Alla fine degli anni Settanta, Paraguay e Brasile decisero di promuovere lo sviluppo dell'area a ridosso di Itaipù costruendo una zona franca. È così che Ciudad del Este, un piccolo paesino polveroso, è diventata in pochi anni una città caotica, cresciuta attorno a una scacchiera di strade asfaltate, ville basse, bouganville viola, quattro per quattro coi vetri oscurati e banche private foderate di specchi. E fu in quel periodo che intere comunità musulmane, soprattutto siriane e libanesi, si vennero a stabilire nella città brasiliana di Foz. Molti di loro fuggivano dalla guerra civile libanese. La maggioranza della comunità araba vive nei "barrios cerrados", condomini privati circondati da alti cancelli e vigilanza armata, isole separate che galleggiano nella città multietnica, con scuole, cliniche e centri culturali propri.
La zona argentina della Triple è forse la più bella. Vive del turismo costruito attorno alle cascate di Iguazù, 250 salti d'acqua in mezzo alla selva, 80 metri di altezza, una delle sette meraviglie del mondo. Un milione di turisti all'anno. La sua unica città, Puerto Iguazù, 80 mila persone, ha ancora un aspetto da cittadina del tropico povero. Venditori ambulanti di birra, griglie sul marciapiede, fumo acre e odore di salsiccia alla brace. Ma c'è una gigantesca zona franca in cantiere. Un'area Duty free c'è già, per ora semivuota. «Gli affari migliori continuano a farli i contrabbandieri di tabacco», assicura José Luis Bruce, 45 anni, da venti fa la spola tra Puerto Iguazù e Ciudad del Este trasportando quello che, di volta in volta, gli lasciano passare i suoi innumerevoli amici a guardia delle due dogane, di qua e di là dal ponte. Il Paraguay è un grande produttore di "cigarillos truchos". Ha 24 fabbriche clandestine, di cui 4 a Ciudad del Este. Il grosso dell'export è verso il Brasile. L'impresa produttrice di tabacco Souza Cruz, di San Paolo, ha denunciato tutte le marche di sigarette di contrabbando paraguaiane invocando l'intervento di tribunali internazionali. Il Parlamento di Brasilia, intanto, ha varato una legge che consente l'utilizzo di aerei militari contro i piccoli velivoli utilizzati per far entrare merce di contrabbando. La "ley del derribo" l'hanno soprannominata i paraguaiani, la "legge butta-giù-aerei".

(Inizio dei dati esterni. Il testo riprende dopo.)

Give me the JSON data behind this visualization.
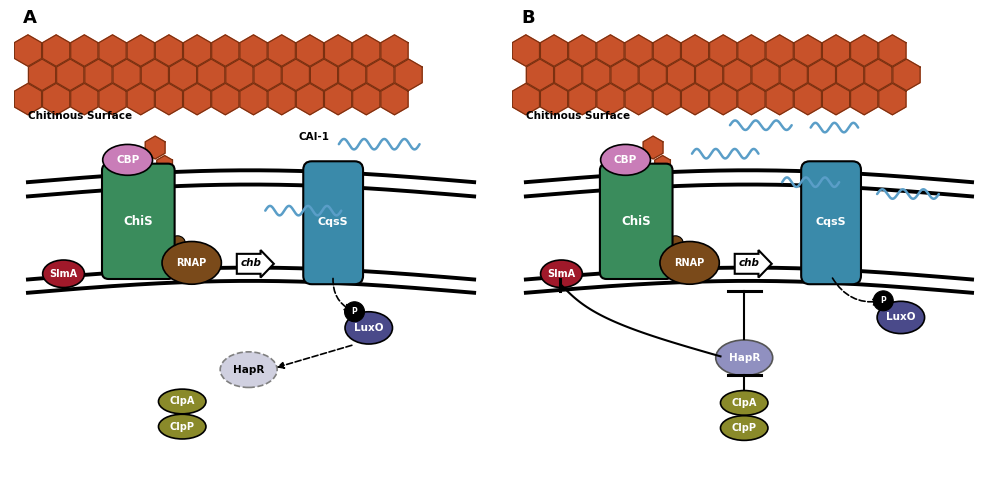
{
  "panel_A_label": "A",
  "panel_B_label": "B",
  "chitinous_surface_label": "Chitinous Surface",
  "cai1_label": "CAI-1",
  "hexagon_color": "#C8522A",
  "hexagon_edge_color": "#7A3010",
  "ChiS_color": "#3A8C5C",
  "ChiS_label": "ChiS",
  "CBP_color": "#C97DB8",
  "CBP_label": "CBP",
  "RNAP_color": "#7A4A1A",
  "RNAP_label": "RNAP",
  "SlmA_color": "#A0192A",
  "SlmA_label": "SlmA",
  "CqsS_color": "#3A8AAA",
  "CqsS_label": "CqsS",
  "LuxO_color": "#4A4A8A",
  "LuxO_label": "LuxO",
  "HapR_A_color": "#D0D0E0",
  "HapR_B_color": "#9090C0",
  "HapR_label": "HapR",
  "ClpA_color": "#8A8A2A",
  "ClpA_label": "ClpA",
  "ClpP_label": "ClpP",
  "chb_label": "chb",
  "cai1_wave_color": "#5A9EC8",
  "P_label": "P",
  "bg_color": "white"
}
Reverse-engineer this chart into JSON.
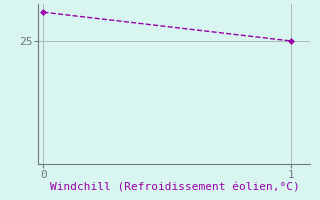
{
  "x": [
    0,
    1
  ],
  "y": [
    28.5,
    25.0
  ],
  "line_color": "#9900aa",
  "line_style": "--",
  "line_width": 1.0,
  "marker": "D",
  "marker_size": 3,
  "background_color": "#d8f5f0",
  "grid_color": "#aabcb8",
  "axis_color": "#707878",
  "xlabel": "Windchill (Refroidissement éolien,°C)",
  "xlabel_color": "#9900aa",
  "xlabel_fontsize": 8,
  "ytick_values": [
    25
  ],
  "xtick_values": [
    0,
    1
  ],
  "xlim": [
    -0.02,
    1.08
  ],
  "ylim": [
    10,
    29.5
  ],
  "tick_color": "#707878",
  "tick_fontsize": 8
}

Non ci sono piantagioni di caffè in Paraguay, eppure esistono marche di caffè nazionale in commercio, importato di contrabbando, impacchettato in confezioni colorate e venduto al supermercato. L'impresa leader del settore è di proprietà della famiglia Vierci, proprietaria del giornale "Ultima Hora" e del canale tv "Telefuturo".

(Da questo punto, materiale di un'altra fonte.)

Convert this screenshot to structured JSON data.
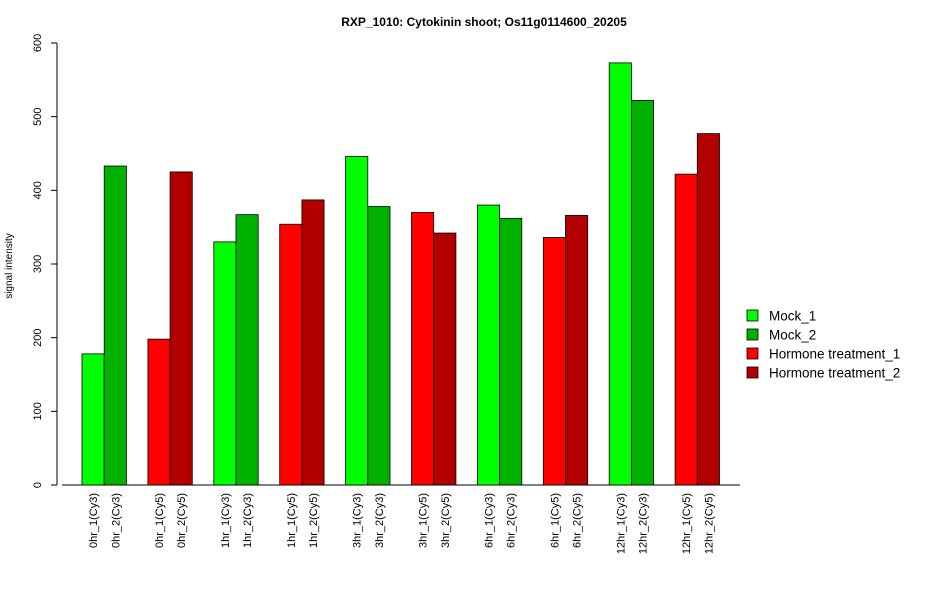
{
  "chart_data": {
    "type": "bar",
    "title": "RXP_1010: Cytokinin shoot; Os11g0114600_20205",
    "xlabel": "",
    "ylabel": "signal intensity",
    "ylim": [
      0,
      600
    ],
    "yticks": [
      0,
      100,
      200,
      300,
      400,
      500,
      600
    ],
    "grid": false,
    "legend_position": "right",
    "legend": [
      {
        "name": "Mock_1",
        "color": "#00ff00"
      },
      {
        "name": "Mock_2",
        "color": "#00b200"
      },
      {
        "name": "Hormone treatment_1",
        "color": "#ff0000"
      },
      {
        "name": "Hormone treatment_2",
        "color": "#b20000"
      }
    ],
    "groups": [
      {
        "bars": [
          {
            "label": "0hr_1(Cy3)",
            "value": 178,
            "series": 0
          },
          {
            "label": "0hr_2(Cy3)",
            "value": 433,
            "series": 1
          }
        ]
      },
      {
        "bars": [
          {
            "label": "0hr_1(Cy5)",
            "value": 198,
            "series": 2
          },
          {
            "label": "0hr_2(Cy5)",
            "value": 425,
            "series": 3
          }
        ]
      },
      {
        "bars": [
          {
            "label": "1hr_1(Cy3)",
            "value": 330,
            "series": 0
          },
          {
            "label": "1hr_2(Cy3)",
            "value": 367,
            "series": 1
          }
        ]
      },
      {
        "bars": [
          {
            "label": "1hr_1(Cy5)",
            "value": 354,
            "series": 2
          },
          {
            "label": "1hr_2(Cy5)",
            "value": 387,
            "series": 3
          }
        ]
      },
      {
        "bars": [
          {
            "label": "3hr_1(Cy3)",
            "value": 446,
            "series": 0
          },
          {
            "label": "3hr_2(Cy3)",
            "value": 378,
            "series": 1
          }
        ]
      },
      {
        "bars": [
          {
            "label": "3hr_1(Cy5)",
            "value": 370,
            "series": 2
          },
          {
            "label": "3hr_2(Cy5)",
            "value": 342,
            "series": 3
          }
        ]
      },
      {
        "bars": [
          {
            "label": "6hr_1(Cy3)",
            "value": 380,
            "series": 0
          },
          {
            "label": "6hr_2(Cy3)",
            "value": 362,
            "series": 1
          }
        ]
      },
      {
        "bars": [
          {
            "label": "6hr_1(Cy5)",
            "value": 336,
            "series": 2
          },
          {
            "label": "6hr_2(Cy5)",
            "value": 366,
            "series": 3
          }
        ]
      },
      {
        "bars": [
          {
            "label": "12hr_1(Cy3)",
            "value": 573,
            "series": 0
          },
          {
            "label": "12hr_2(Cy3)",
            "value": 522,
            "series": 1
          }
        ]
      },
      {
        "bars": [
          {
            "label": "12hr_1(Cy5)",
            "value": 422,
            "series": 2
          },
          {
            "label": "12hr_2(Cy5)",
            "value": 477,
            "series": 3
          }
        ]
      }
    ]
  }
}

È nato un traffico nuovo, di recente, costruito attorno alle restrizioni alle importazioni in Argentina decise dalla presidente Cristina Kirchner. Cittadini argentini, residenti nel lato paraguaiano della frontiera, trovano su ordinazione i prodotti stranieri che a Buenos Aires scarseggiano. E li inviano dal Paraguay a domicilio, con pony express propri. Lavorano via Internet. Molto richiesti sono i farmaci oncologici, che teoricamente arrivano dal Brasile.

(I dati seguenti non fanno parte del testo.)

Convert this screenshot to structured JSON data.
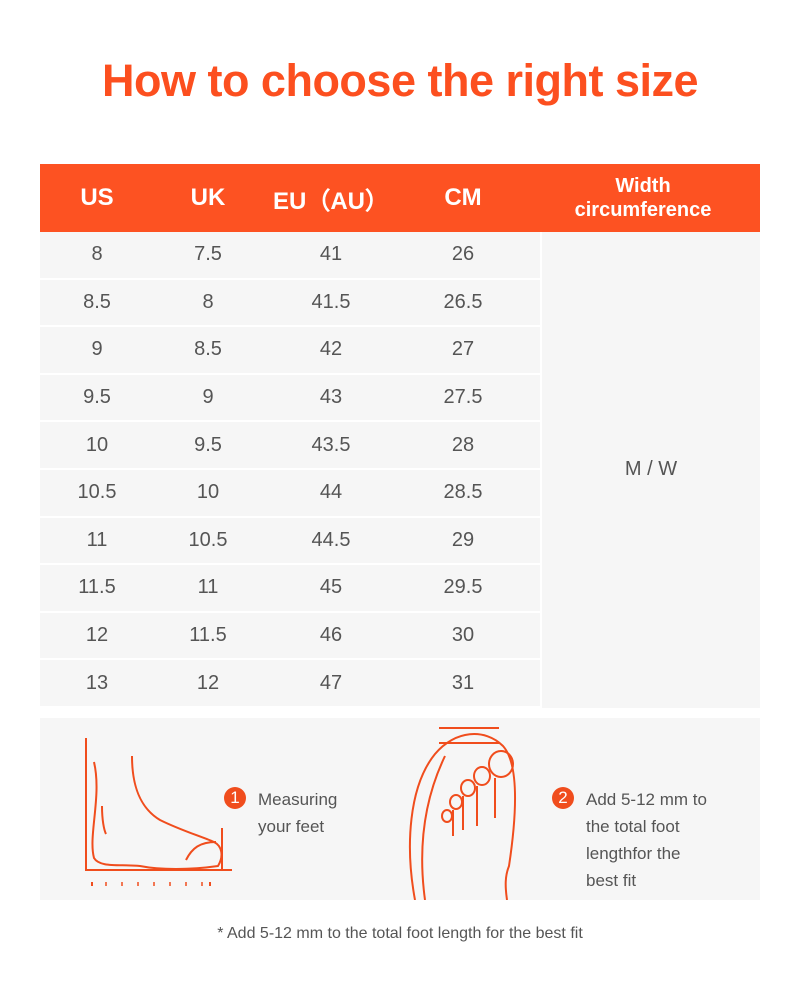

Sono artisti della professione, li chiamano "buceadores", da "bucear", immergersi. Sub del commercio informale scandagliano i fondali del mercato nero e portano a galla qualsiasi cosa: profumi francesi, iPod shuffle, ma anche passaporti, certificati di residenza. I documenti in bianco sono gli originali. I timbri perfettamente contraffatti, li fanno in Paraguay. Falsi sono solo i dati. Qualche centinaio di dollari e si è virtualmente in regola per passare la frontiera diventando qualcun altro. Tutto certificato.